Lost Twin Brother, Mother and Father

by John
(Minneapolis, MN)

Within the first 24 hours of my life, I lost my mother, my father and my twin brother. Choices were made that created the separation from my family – those choices were out of my control. Everything that I needed in the world vanished. I have spent the majority of my life trying to find family or at least find closure. My twin brother and I were separated when we were relinquished by our mother right after birth. Our biological parents were both married, just not to each other. So there was never a chance to have a normal home with our mother and father. I survived the various foster homes, but all the time missing my twin brother. Since we grew together in our mother’s womb, our spirits know each other in a way that other non-twins just don’t understand. Even though I have no conscious memory of my brother, my spirit has never forgotten our bond. I dream of my twin and connect with him in sleep and sometimes it happens when I am awake. I went through the first 36 years of my life with this extra ordinary connection that no one around me knew about or could understand.
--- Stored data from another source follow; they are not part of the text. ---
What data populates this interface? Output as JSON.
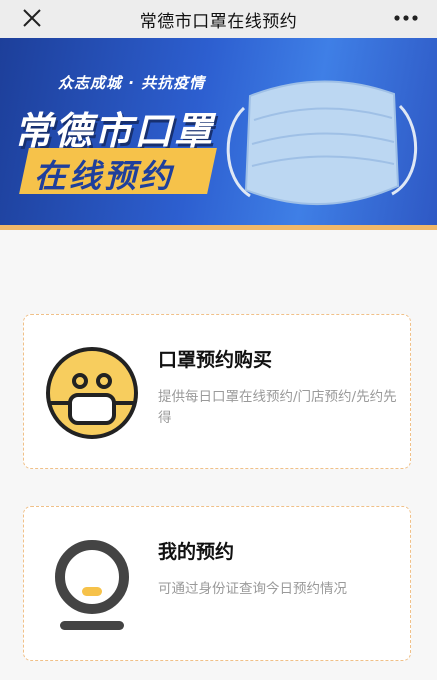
{
  "header": {
    "title": "常德市口罩在线预约",
    "close_icon": "close-icon",
    "more_icon": "more-dots-icon"
  },
  "banner": {
    "slogan": "众志成城 · 共抗疫情",
    "title": "常德市口罩",
    "subtitle": "在线预约",
    "colors": {
      "background": "#2d5fd0",
      "badge": "#f6c24a",
      "stripe": "#f0b86a"
    }
  },
  "cards": [
    {
      "title": "口罩预约购买",
      "desc": "提供每日口罩在线预约/门店预约/先约先得",
      "icon": "masked-face-icon"
    },
    {
      "title": "我的预约",
      "desc": "可通过身份证查询今日预约情况",
      "icon": "user-profile-icon"
    }
  ]
}
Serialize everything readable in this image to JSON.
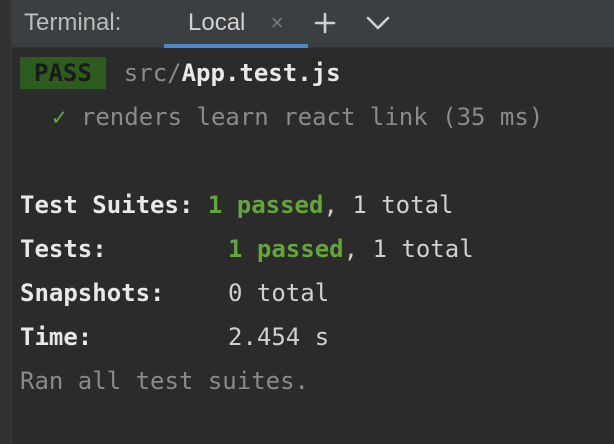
{
  "tabbar": {
    "title": "Terminal:",
    "tab_label": "Local",
    "tab_close_glyph": "×",
    "new_tab_icon": "plus-icon",
    "menu_icon": "chevron-down-icon"
  },
  "terminal": {
    "status_badge": "PASS",
    "file_prefix": "src/",
    "file_name": "App.test.js",
    "test_check": "✓",
    "test_name": "renders learn react link (35 ms)",
    "summary": {
      "suites_label": "Test Suites:",
      "suites_passed": "1 passed",
      "suites_total": ", 1 total",
      "tests_label": "Tests:",
      "tests_passed": "1 passed",
      "tests_total": ", 1 total",
      "snapshots_label": "Snapshots:",
      "snapshots_value": "0 total",
      "time_label": "Time:",
      "time_value": "2.454 s"
    },
    "footer": "Ran all test suites."
  },
  "colors": {
    "background": "#2b2b2b",
    "tabbar": "#3c3f41",
    "tab_underline": "#4a88c7",
    "pass_badge_bg": "#2e5b1e",
    "success_green": "#62a53a"
  }
}
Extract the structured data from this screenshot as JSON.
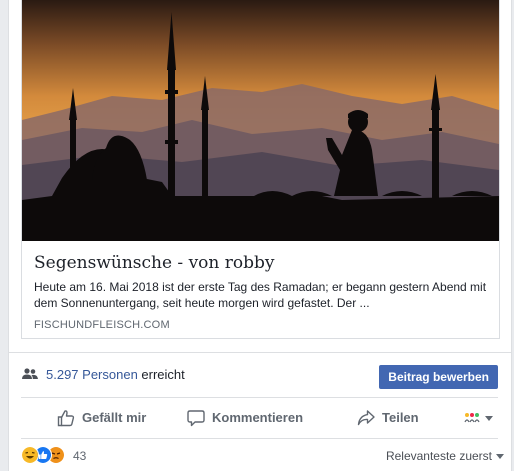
{
  "link_card": {
    "image_icon": "mosque-silhouette-sunset-image",
    "title": "Segenswünsche - von robby",
    "description": "Heute am 16. Mai 2018 ist der erste Tag des Ramadan; er begann gestern Abend mit dem Sonnenuntergang, seit heute morgen wird gefastet. Der ...",
    "domain": "FISCHUNDFLEISCH.COM"
  },
  "reach": {
    "icon": "people-icon",
    "count_text": "5.297 Personen",
    "suffix": "erreicht",
    "boost_label": "Beitrag bewerben"
  },
  "actions": {
    "like_label": "Gefällt mir",
    "comment_label": "Kommentieren",
    "share_label": "Teilen",
    "audience_icon": "audience-selector-icon"
  },
  "footer": {
    "reaction_icons": [
      "haha-icon",
      "like-icon",
      "angry-icon"
    ],
    "reaction_count": "43",
    "sort_label": "Relevanteste zuerst"
  },
  "colors": {
    "link_blue": "#365899",
    "button_blue": "#4267b2",
    "muted_text": "#606770"
  }
}
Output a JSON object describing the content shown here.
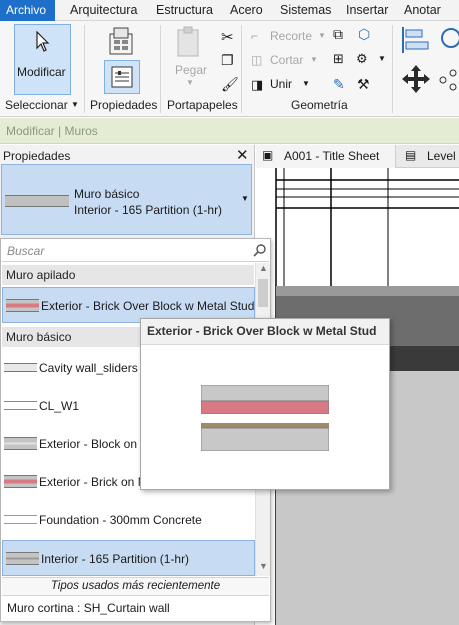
{
  "menu": {
    "tabs": [
      "Archivo",
      "Arquitectura",
      "Estructura",
      "Acero",
      "Sistemas",
      "Insertar",
      "Anotar"
    ]
  },
  "ribbon": {
    "modify_label": "Modificar",
    "paste_label": "Pegar",
    "trim_label": "Recorte",
    "cut_label": "Cortar",
    "join_label": "Unir",
    "groups": {
      "select": "Seleccionar",
      "properties": "Propiedades",
      "clipboard": "Portapapeles",
      "geometry": "Geometría"
    }
  },
  "context_bar": {
    "text": "Modificar | Muros"
  },
  "properties": {
    "title": "Propiedades",
    "selector_family": "Muro básico",
    "selector_type": "Interior - 165 Partition (1-hr)"
  },
  "view_tabs": [
    "A001 - Title Sheet",
    "Level"
  ],
  "dropdown": {
    "search_placeholder": "Buscar",
    "group_stacked": "Muro apilado",
    "stacked_items": [
      "Exterior - Brick Over Block w Metal Stud"
    ],
    "group_basic": "Muro básico",
    "basic_items": [
      "Cavity wall_sliders",
      "CL_W1",
      "Exterior - Block on",
      "Exterior - Brick on M",
      "Foundation - 300mm Concrete",
      "Interior - 165 Partition (1-hr)"
    ],
    "recent_label": "Tipos usados más recientemente",
    "recent_item": "Muro cortina : SH_Curtain wall"
  },
  "tooltip": {
    "title": "Exterior - Brick Over Block w Metal Stud"
  },
  "colors": {
    "accent": "#1e6fc9",
    "selection": "#c7dcf3",
    "brick": "#d77a84",
    "context_bar": "#e4edd4"
  }
}
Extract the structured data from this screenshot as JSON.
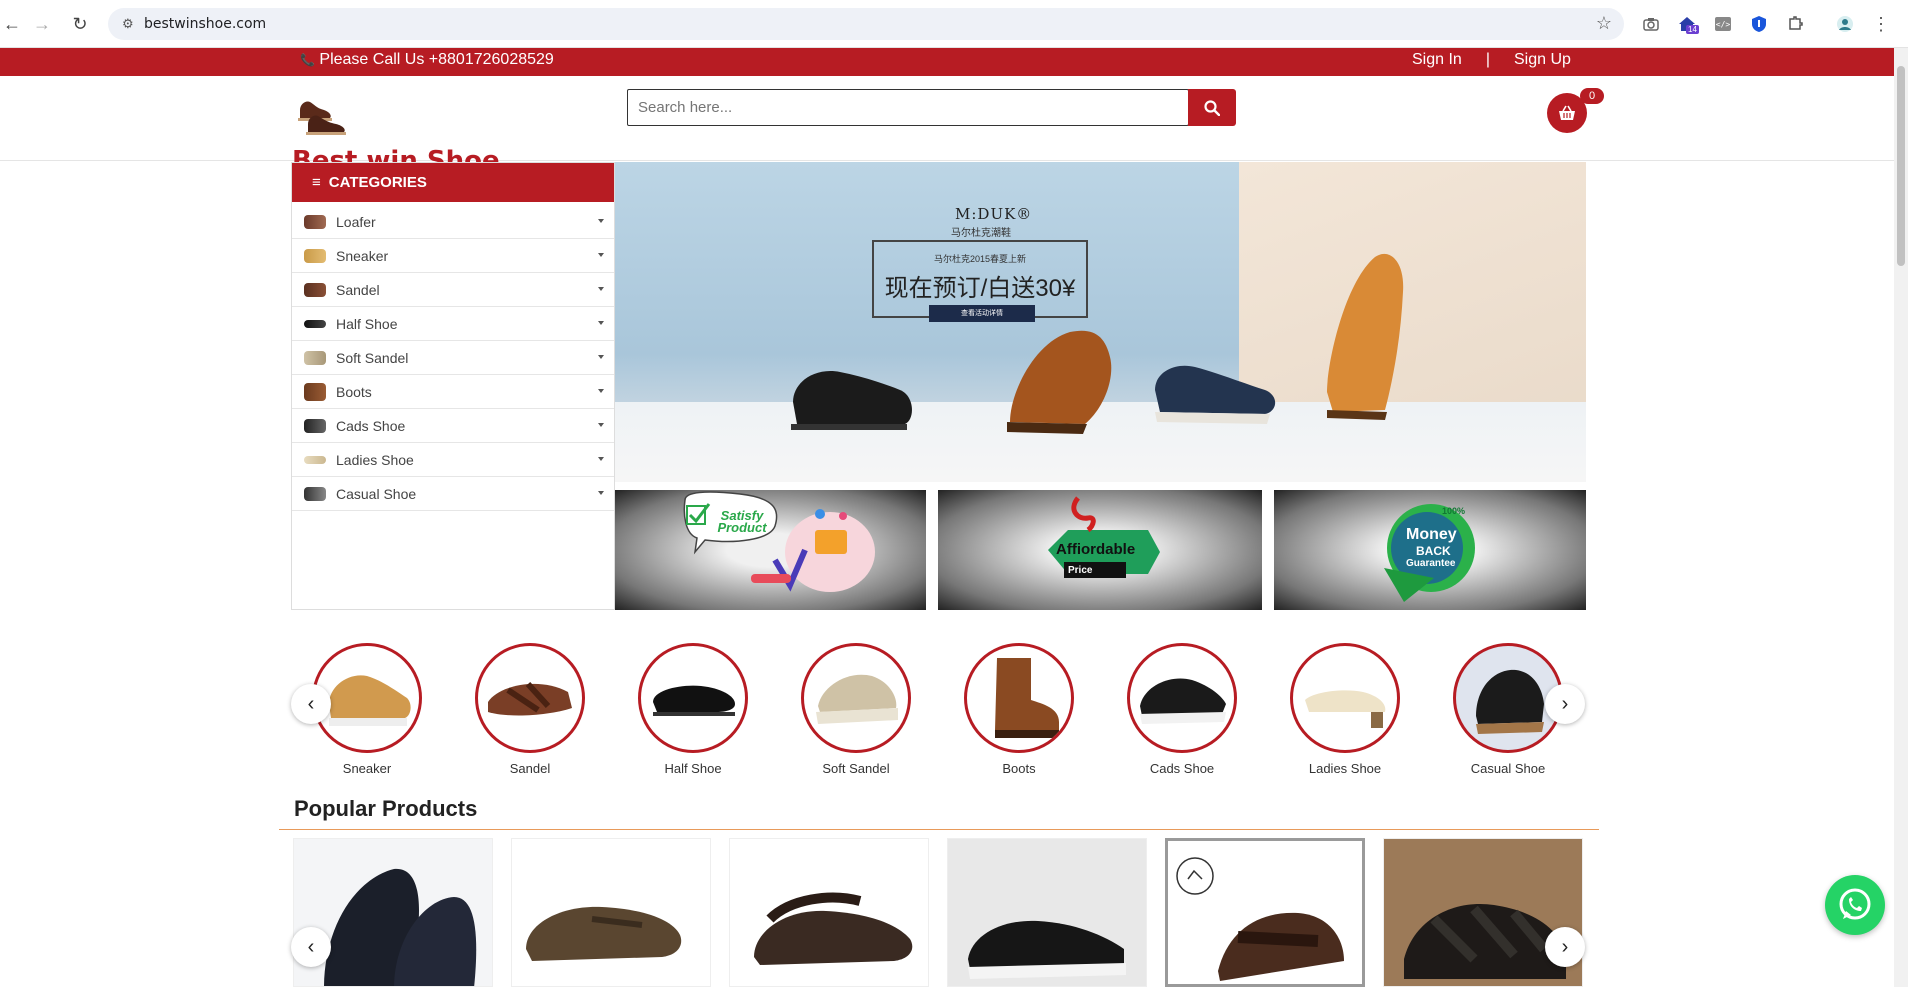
{
  "browser": {
    "url": "bestwinshoe.com",
    "extension_badge": "14"
  },
  "topbar": {
    "phone_icon": "phone-icon",
    "phone_text": "Please Call Us +8801726028529",
    "sign_in": "Sign In",
    "separator": "|",
    "sign_up": "Sign Up"
  },
  "header": {
    "logo_text": "Best win Shoe",
    "search_placeholder": "Search here...",
    "cart_count": "0"
  },
  "sidebar": {
    "title": "CATEGORIES",
    "items": [
      {
        "label": "Loafer"
      },
      {
        "label": "Sneaker"
      },
      {
        "label": "Sandel"
      },
      {
        "label": "Half Shoe"
      },
      {
        "label": "Soft Sandel"
      },
      {
        "label": "Boots"
      },
      {
        "label": "Cads Shoe"
      },
      {
        "label": "Ladies Shoe"
      },
      {
        "label": "Casual Shoe"
      }
    ]
  },
  "banner": {
    "brand": "M:DUK®",
    "brand_sub": "马尔杜克潮鞋",
    "promo_small": "马尔杜克2015春夏上新",
    "promo_big": "现在预订/白送30¥",
    "promo_button": "查看活动详情"
  },
  "tiles": {
    "satisfy_text": "Satisfy Product",
    "affordable_text": "Affiordable",
    "affordable_sub": "Price",
    "money_top": "100%",
    "money_main": "Money",
    "money_back": "BACK",
    "money_guarantee": "Guarantee"
  },
  "circle_categories": [
    {
      "label": "Sneaker"
    },
    {
      "label": "Sandel"
    },
    {
      "label": "Half Shoe"
    },
    {
      "label": "Soft Sandel"
    },
    {
      "label": "Boots"
    },
    {
      "label": "Cads Shoe"
    },
    {
      "label": "Ladies Shoe"
    },
    {
      "label": "Casual Shoe"
    }
  ],
  "popular": {
    "title": "Popular Products"
  },
  "arrows": {
    "prev": "‹",
    "next": "›"
  },
  "colors": {
    "brand_red": "#b71c23",
    "whatsapp_green": "#25d366"
  }
}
When I became an adult, I began my search for family origins. It took many years, but I found my biological mother when I was 36 years old. She told me about my brother and that his name was James. Now I could finally make sense of the connection and extreme sense of missing someone. Now I knew that I was not just crazy and that these perceptions were indeed real. My mother told me what my birthfather’s name was as well. I searched for him for 6 months, but only found him 40 days after he had died... A dream deferred. So now I had located my mother and dead father… And confirmed that I had a twin… Where is James? Diving deeper into my search for my brother, brought me back to the state of Michigan. I have uncovered lies, deceptions and false information provided by the state in the search for my brother. For example, I have 3 different birth dates, depending on which document you look at. The bottom line, is that the information I need to find my twin brother is being withheld or has been destroyed. I am now 42 years old and it doesn’t feel like I am ever going to be able to reconnect with my twin brother James. I will never ever have closure – until I die. I have hired 3 different detectives over time to help me, but still not successful. If anyone would like to help me, or can donate to recruit more help, I would be grateful.
Hope and Guilt
Hope is always there that I will someday reunite with my twin brother, because I don't know if he is alive in this world or not.
Guilt is there too... I have been trying to find my brother for so long that it has really taken a toll on me emotionally and my relationships with my family - so much that at times I have to stop the obsession and the search so that I can focus on who is directly in my life. But this makes me feel guilty - like I gave up on my brother and therefore myself. Thank you for entertaining my story.